After the initial hang up of having the meeting delaying me everything started to flow like water down an unencumbered stream. Traffic parted in front of me like the Red Sea parting for Moses. I pulled into the parking lot at 20 minutes to 10. My tires were screeched on the wet pavement as I pressed hard on the break. In a single fluid motion I turned the car off, unhooked my seat belt, and grabbed my “exercise” bag. I marched, with my head high, into the gym and flashed my still crispy ID to the polite smile staring at me from behind the front counter. I pointed myself toward the locker room and started to change when it hit me. My stomach churned and gurgled stopping me dead in my tracks. I closed my eyes and took in a deep breath and quietly said to myself, “Okay, Ryan this is not a problem, just a little hiccup. Just take five, get rid of some negative karma, finish changing and go sweat off the pounds big guy…” Yes I actually said that out loud to myself.

So there I was, sweating nervously, hoping I still had a few minutes before they kicked me out, when the bathroom goes dark followed by some giggling echoing from the hallway outside the locker room. I let out a pathetic “Hey…” and they flick the lights back on for me. By the time I make it out of the bathroom and into the gym the entire complex is dark and the staff is waiting to leave at the exit, for me!.

All in all I would say it went well?

Posted by: rufuskrayola | July 14, 2008

Head first…

After more than twenty years of struggling with my weight I am finally leaping off of the diving board head first into the deep end. On July 16, 2008 I am having gastric bypass surgery. I have spent the last three years fighting with medical complications that have worked against my trying to lose weight in “traditional sense”. 

I’m supposed to be really excited about this, right?  Everyone that goes through with this talks about how happy they are now that they have done it, and how much their life has changed.  So, why am I still a little apprehensive.

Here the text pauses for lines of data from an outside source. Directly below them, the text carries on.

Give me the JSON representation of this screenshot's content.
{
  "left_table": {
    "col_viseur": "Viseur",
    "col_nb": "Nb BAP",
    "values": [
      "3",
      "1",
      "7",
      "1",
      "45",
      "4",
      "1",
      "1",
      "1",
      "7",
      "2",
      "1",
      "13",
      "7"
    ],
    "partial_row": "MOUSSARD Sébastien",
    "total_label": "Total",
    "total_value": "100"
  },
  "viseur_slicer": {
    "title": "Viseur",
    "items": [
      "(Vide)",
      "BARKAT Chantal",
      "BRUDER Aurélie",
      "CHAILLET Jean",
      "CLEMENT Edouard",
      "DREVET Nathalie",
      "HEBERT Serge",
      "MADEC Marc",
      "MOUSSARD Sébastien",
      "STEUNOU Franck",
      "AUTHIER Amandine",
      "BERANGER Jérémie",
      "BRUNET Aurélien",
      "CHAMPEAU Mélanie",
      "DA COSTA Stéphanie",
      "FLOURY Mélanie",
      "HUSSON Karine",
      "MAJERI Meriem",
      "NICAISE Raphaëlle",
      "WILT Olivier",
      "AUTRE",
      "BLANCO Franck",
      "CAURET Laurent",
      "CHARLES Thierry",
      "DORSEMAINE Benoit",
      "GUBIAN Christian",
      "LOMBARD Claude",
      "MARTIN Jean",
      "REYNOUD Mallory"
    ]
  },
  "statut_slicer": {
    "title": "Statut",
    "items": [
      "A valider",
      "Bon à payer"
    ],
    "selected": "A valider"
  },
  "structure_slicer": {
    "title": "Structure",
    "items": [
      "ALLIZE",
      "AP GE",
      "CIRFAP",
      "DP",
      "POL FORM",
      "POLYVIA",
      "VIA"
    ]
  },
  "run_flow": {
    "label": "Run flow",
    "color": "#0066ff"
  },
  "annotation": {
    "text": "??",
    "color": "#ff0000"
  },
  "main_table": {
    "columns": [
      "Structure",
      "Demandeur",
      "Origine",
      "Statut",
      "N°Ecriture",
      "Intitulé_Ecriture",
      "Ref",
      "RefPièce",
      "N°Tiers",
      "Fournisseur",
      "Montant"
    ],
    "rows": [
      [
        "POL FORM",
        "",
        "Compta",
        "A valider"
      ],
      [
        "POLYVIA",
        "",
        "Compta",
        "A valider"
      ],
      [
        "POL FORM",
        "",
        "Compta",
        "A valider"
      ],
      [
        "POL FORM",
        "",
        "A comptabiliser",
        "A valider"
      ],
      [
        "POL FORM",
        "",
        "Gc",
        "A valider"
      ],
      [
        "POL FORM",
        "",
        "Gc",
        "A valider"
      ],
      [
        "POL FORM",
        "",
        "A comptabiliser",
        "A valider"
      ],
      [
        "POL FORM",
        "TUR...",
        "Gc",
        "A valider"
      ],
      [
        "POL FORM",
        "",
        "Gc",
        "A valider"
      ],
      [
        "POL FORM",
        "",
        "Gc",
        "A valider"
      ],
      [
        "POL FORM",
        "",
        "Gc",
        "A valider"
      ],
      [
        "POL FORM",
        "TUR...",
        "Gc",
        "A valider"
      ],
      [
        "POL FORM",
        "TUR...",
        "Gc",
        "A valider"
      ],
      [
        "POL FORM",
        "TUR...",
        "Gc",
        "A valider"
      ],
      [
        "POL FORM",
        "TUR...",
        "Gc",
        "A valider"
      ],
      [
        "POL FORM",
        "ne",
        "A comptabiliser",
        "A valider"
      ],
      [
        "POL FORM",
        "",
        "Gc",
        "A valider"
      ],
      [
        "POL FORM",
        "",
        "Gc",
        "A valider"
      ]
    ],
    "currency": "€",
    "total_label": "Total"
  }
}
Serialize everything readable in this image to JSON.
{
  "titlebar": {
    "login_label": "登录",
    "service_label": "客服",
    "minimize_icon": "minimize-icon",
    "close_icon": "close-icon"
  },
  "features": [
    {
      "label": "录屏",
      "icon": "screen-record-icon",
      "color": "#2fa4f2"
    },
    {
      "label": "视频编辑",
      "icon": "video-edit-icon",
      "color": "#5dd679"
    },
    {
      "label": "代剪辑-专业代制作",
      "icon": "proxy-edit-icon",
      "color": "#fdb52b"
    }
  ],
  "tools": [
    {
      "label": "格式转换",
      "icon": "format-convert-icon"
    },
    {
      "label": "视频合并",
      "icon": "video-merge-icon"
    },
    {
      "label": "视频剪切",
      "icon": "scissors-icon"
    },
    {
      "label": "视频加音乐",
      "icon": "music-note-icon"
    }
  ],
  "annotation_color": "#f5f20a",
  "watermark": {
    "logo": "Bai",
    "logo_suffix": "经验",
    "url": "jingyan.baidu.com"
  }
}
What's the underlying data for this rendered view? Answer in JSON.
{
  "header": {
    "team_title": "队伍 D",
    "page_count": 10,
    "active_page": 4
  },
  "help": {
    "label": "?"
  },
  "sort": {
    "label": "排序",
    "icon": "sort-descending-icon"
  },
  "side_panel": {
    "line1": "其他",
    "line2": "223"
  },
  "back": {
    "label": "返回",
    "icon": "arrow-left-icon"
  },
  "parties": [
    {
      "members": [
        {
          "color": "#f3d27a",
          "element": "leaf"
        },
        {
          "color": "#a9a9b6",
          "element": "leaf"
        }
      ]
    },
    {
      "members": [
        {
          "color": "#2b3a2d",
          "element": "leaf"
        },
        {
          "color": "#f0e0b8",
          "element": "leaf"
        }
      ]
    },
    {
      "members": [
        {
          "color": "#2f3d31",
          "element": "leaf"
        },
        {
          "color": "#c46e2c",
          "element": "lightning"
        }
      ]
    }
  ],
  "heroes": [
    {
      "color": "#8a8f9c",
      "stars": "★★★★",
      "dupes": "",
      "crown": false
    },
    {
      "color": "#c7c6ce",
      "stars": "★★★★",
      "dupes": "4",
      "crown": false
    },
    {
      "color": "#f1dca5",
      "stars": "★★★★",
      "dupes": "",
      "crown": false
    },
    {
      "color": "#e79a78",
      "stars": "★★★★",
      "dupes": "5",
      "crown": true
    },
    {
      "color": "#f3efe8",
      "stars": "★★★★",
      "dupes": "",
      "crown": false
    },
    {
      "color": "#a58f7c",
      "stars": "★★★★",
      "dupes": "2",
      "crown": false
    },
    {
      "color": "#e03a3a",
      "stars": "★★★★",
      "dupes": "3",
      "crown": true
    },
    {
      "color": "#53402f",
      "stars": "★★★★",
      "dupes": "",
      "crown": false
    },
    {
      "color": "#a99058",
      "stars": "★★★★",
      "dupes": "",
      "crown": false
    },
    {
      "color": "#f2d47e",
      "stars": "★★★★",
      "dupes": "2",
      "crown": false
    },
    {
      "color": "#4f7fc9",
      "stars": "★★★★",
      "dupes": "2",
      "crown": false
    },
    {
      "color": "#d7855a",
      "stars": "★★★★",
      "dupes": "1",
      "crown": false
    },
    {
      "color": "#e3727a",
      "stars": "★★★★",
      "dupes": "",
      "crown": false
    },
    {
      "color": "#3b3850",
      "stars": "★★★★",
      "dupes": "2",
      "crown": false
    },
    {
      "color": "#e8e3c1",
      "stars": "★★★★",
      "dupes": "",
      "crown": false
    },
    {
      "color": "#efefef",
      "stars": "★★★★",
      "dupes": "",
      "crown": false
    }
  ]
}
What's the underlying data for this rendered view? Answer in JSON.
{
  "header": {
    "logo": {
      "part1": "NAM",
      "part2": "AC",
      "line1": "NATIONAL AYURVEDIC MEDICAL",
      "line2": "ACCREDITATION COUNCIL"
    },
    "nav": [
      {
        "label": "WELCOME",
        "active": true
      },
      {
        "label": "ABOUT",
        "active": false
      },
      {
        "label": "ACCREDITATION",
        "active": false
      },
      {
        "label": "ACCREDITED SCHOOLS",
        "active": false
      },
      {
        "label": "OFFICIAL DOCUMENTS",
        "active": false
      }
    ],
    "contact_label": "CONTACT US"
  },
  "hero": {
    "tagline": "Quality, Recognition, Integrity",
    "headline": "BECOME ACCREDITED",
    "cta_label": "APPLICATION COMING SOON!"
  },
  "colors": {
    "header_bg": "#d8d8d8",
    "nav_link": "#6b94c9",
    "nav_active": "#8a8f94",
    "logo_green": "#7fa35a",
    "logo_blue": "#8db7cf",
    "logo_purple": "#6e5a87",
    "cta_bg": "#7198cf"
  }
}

Maybe its because I have lived with this body for so damned long that it is hard to imagine anything else. You know the horrible thing is I can’t even fathom what it is like to sit comfortably in a chair at the movie theater or even go shopping for clothes at a store without the words big or tall in the name. Not to mention the idea of buying only one seat for myself when I fly.

So how do you adjust? Someone told me I am going to see who my true friends have been. Then again, what if people react to who I was. Sure my hope is that I will still be the same person, just that I will have more confidence and actually be comfortable in my own skin. That’s the thought anyway.

So tomorrow I get to drink this lovely stuff that clears out my system. Needless to say I am taking the day off as I can’t imagine I am going to be all that productive when I am running back and forth to the bathroom, nuff said. 

Wednesday is D-Day. I have to be at Evanston Northwestern Hospital at 6am to check in. I am lucky to have an amazing surgeon, Dr. Constantine Frantzides, perform the procedure They are saying I will be out of the surgery and in recovery by noon.

I am going to try and update this as often as possible and hopefully post a few pics and videos along the way.